Dear Charles
To: CHARLES FABIUS GRANVER,
Sector 233, Zone 3, Home 1254, Radli.
The Thirty-Fourth Century, a.d.
My dear great-great-great-etc.-grandson Charles:
Your friend Hari Vans will discover this letter printed as a fiction story in an ancient, tattered book of still more ancient fiction stories in the rare-books stacks of the University Library. He will be astonished to see your name and still more astonished to read his own. He will be astounded to find your correct address in a volume printed when neither you nor your address existed. So he will show this letter to you, and in this way I can write you a very important message. The ordinary postal service could hardly be expected to deliver a letter after fourteen centuries, and I feel I must tell you about urgent family matters.
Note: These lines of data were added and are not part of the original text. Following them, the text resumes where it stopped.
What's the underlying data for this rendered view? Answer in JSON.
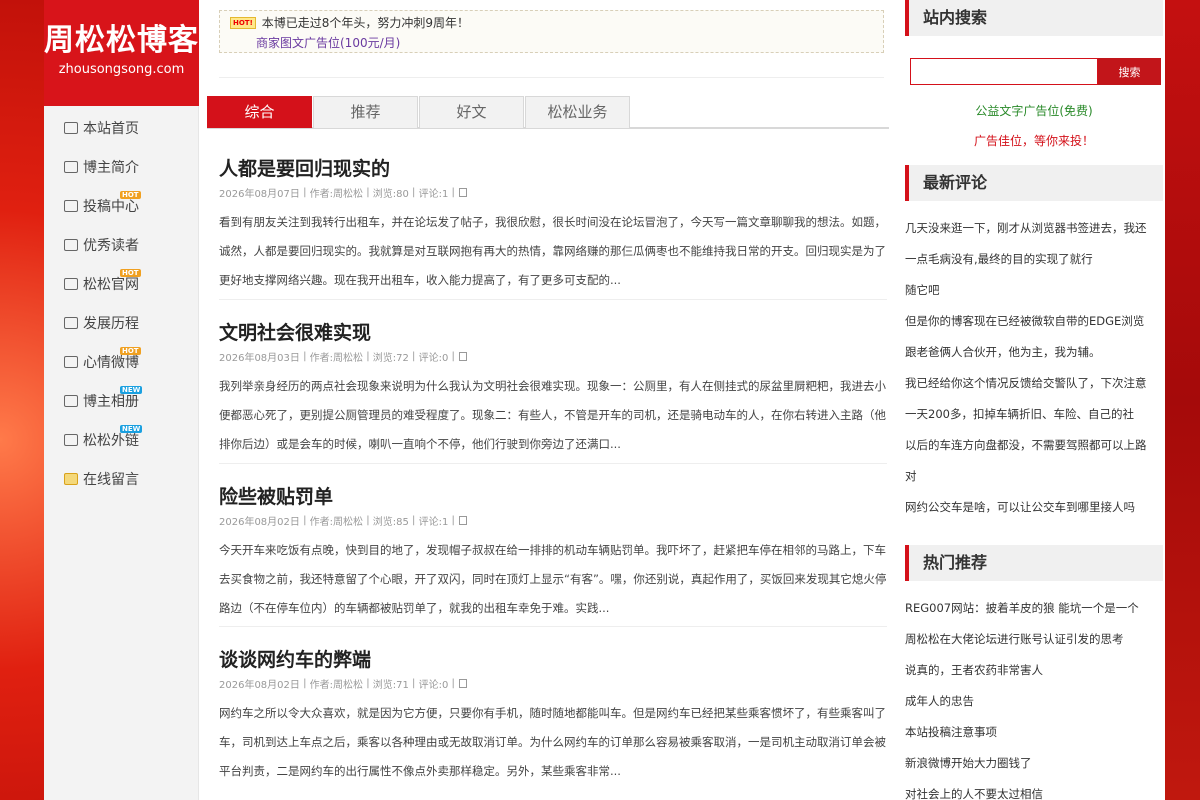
{
  "site": {
    "title": "周松松博客",
    "domain": "zhousongsong.com"
  },
  "nav": [
    {
      "label": "本站首页",
      "icon": "monitor-icon",
      "badge": ""
    },
    {
      "label": "博主简介",
      "icon": "monitor-icon",
      "badge": ""
    },
    {
      "label": "投稿中心",
      "icon": "book-icon",
      "badge": "HOT"
    },
    {
      "label": "优秀读者",
      "icon": "monitor-icon",
      "badge": ""
    },
    {
      "label": "松松官网",
      "icon": "monitor-icon",
      "badge": "HOT"
    },
    {
      "label": "发展历程",
      "icon": "monitor-icon",
      "badge": ""
    },
    {
      "label": "心情微博",
      "icon": "play-icon",
      "badge": "HOT"
    },
    {
      "label": "博主相册",
      "icon": "users-icon",
      "badge": "NEW"
    },
    {
      "label": "松松外链",
      "icon": "laptop-icon",
      "badge": "NEW"
    },
    {
      "label": "在线留言",
      "icon": "mail-icon",
      "badge": ""
    }
  ],
  "ad": {
    "hot": "HOT!",
    "line1": "本博已走过8个年头，努力冲刺9周年！",
    "line2": "商家图文广告位(100元/月)"
  },
  "tabs": [
    "综合",
    "推荐",
    "好文",
    "松松业务"
  ],
  "posts": [
    {
      "title": "人都是要回归现实的",
      "date": "2026年08月07日",
      "author": "作者:周松松",
      "views": "浏览:80",
      "comments": "评论:1",
      "excerpt": "看到有朋友关注到我转行出租车，并在论坛发了帖子，我很欣慰，很长时间没在论坛冒泡了，今天写一篇文章聊聊我的想法。如题，诚然，人都是要回归现实的。我就算是对互联网抱有再大的热情，靠网络赚的那仨瓜俩枣也不能维持我日常的开支。回归现实是为了更好地支撑网络兴趣。现在我开出租车，收入能力提高了，有了更多可支配的..."
    },
    {
      "title": "文明社会很难实现",
      "date": "2026年08月03日",
      "author": "作者:周松松",
      "views": "浏览:72",
      "comments": "评论:0",
      "excerpt": "我列举亲身经历的两点社会现象来说明为什么我认为文明社会很难实现。现象一：公厕里，有人在侧挂式的尿盆里屙粑粑，我进去小便都恶心死了，更别提公厕管理员的难受程度了。现象二：有些人，不管是开车的司机，还是骑电动车的人，在你右转进入主路（他排你后边）或是会车的时候，喇叭一直响个不停，他们行驶到你旁边了还满口..."
    },
    {
      "title": "险些被贴罚单",
      "date": "2026年08月02日",
      "author": "作者:周松松",
      "views": "浏览:85",
      "comments": "评论:1",
      "excerpt": "今天开车来吃饭有点晚，快到目的地了，发现帽子叔叔在给一排排的机动车辆贴罚单。我吓坏了，赶紧把车停在相邻的马路上，下车去买食物之前，我还特意留了个心眼，开了双闪，同时在顶灯上显示“有客”。嘿，你还别说，真起作用了，买饭回来发现其它熄火停路边（不在停车位内）的车辆都被贴罚单了，就我的出租车幸免于难。实践..."
    },
    {
      "title": "谈谈网约车的弊端",
      "date": "2026年08月02日",
      "author": "作者:周松松",
      "views": "浏览:71",
      "comments": "评论:0",
      "excerpt": "网约车之所以令大众喜欢，就是因为它方便，只要你有手机，随时随地都能叫车。但是网约车已经把某些乘客惯坏了，有些乘客叫了车，司机到达上车点之后，乘客以各种理由或无故取消订单。为什么网约车的订单那么容易被乘客取消，一是司机主动取消订单会被平台判责，二是网约车的出行属性不像点外卖那样稳定。另外，某些乘客非常..."
    }
  ],
  "right": {
    "search_title": "站内搜索",
    "search_button": "搜索",
    "search_placeholder": "",
    "ad1": "公益文字广告位(免费)",
    "ad2": "广告佳位，等你来投！",
    "comments_title": "最新评论",
    "comments": [
      "几天没来逛一下，刚才从浏览器书签进去，我还",
      "一点毛病没有,最终的目的实现了就行",
      "随它吧",
      "但是你的博客现在已经被微软自带的EDGE浏览",
      "跟老爸俩人合伙开，他为主，我为辅。",
      "我已经给你这个情况反馈给交警队了，下次注意",
      "一天200多，扣掉车辆折旧、车险、自己的社",
      "以后的车连方向盘都没，不需要驾照都可以上路",
      "对",
      "网约公交车是啥，可以让公交车到哪里接人吗"
    ],
    "hot_title": "热门推荐",
    "hot": [
      "REG007网站：披着羊皮的狼 能坑一个是一个",
      "周松松在大佬论坛进行账号认证引发的思考",
      "说真的，王者农药非常害人",
      "成年人的忠告",
      "本站投稿注意事项",
      "新浪微博开始大力圈钱了",
      "对社会上的人不要太过相信"
    ]
  },
  "colors": {
    "brand": "#d4111a",
    "link_purple": "#6a3aa0",
    "ad_green": "#2a8a2a",
    "ad_red": "#d4111a"
  }
}
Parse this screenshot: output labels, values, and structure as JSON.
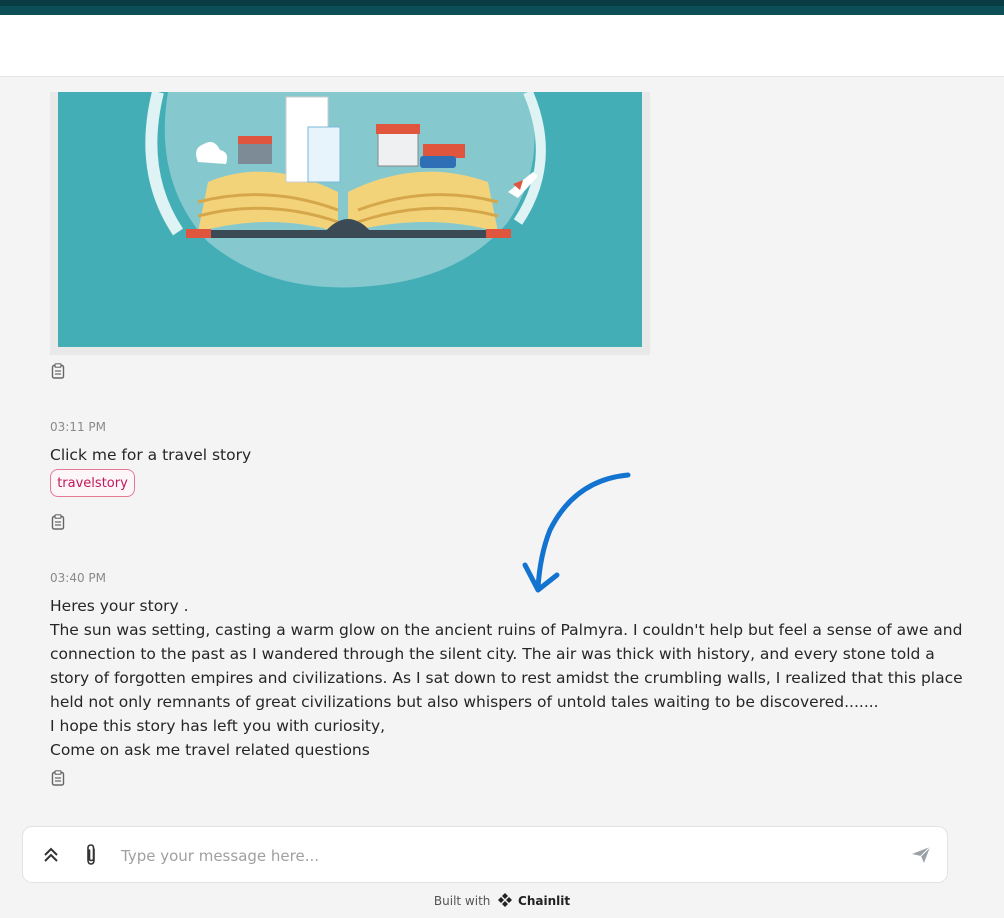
{
  "messages": [
    {
      "time": "03:11 PM",
      "text": "Click me for a travel story",
      "tag": "travelstory"
    },
    {
      "time": "03:40 PM",
      "lines": [
        "Heres your story .",
        "The sun was setting, casting a warm glow on the ancient ruins of Palmyra. I couldn't help but feel a sense of awe and",
        "connection to the past as I wandered through the silent city. The air was thick with history, and every stone told a",
        "story of forgotten empires and civilizations. As I sat down to rest amidst the crumbling walls, I realized that this place",
        "held not only remnants of great civilizations but also whispers of untold tales waiting to be discovered.......",
        "I hope this story has left you with curiosity,",
        "Come on ask me travel related questions"
      ]
    }
  ],
  "composer": {
    "placeholder": "Type your message here..."
  },
  "footer": {
    "built_with": "Built with",
    "brand": "Chainlit"
  },
  "colors": {
    "topbar": "#0d4f57",
    "image_bg": "#44aeb7",
    "tag": "#c2185b",
    "arrow": "#1273d0"
  },
  "icons": [
    "clipboard-icon",
    "chevrons-up-icon",
    "paperclip-icon",
    "send-icon",
    "chainlit-logo-icon"
  ]
}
I need to arrange, through you, to meet and woo (and of course to win, despite your unfilial objections) your great-great-etc.-grandmother. When this letter is delivered, she will happen to be engaged to you, so I do not really count on your co-operation. The most I expect is a frantic effort on your part to prove that the whole business is pure lunacy. But that effort will be all I need, Charles, and I think that for the family’s sake you should make it. It really is a family matter. As nearly as I can compute it on a basis of four generations to the century, you are my great-great-etc.-grandson some fifty-two times removed. This relationship exists because of a somewhat unusual series of events, and you need to know what to do to bring them about.
To make it clear… I imagine that in your day they still talk of time-travel as impossible because, so the argument runs, if one went back in time a hundred years, landed on his grandfather, and happened to kill him, he would make it impossible for himself to have been born. But of course if he wasn’t born his grandfather wouldn’t be killed. So he would be born. So he would kill his grandfather. So he wouldn’t be born. Ad infinitum. I am sure you know this proof that time-travel is impossible.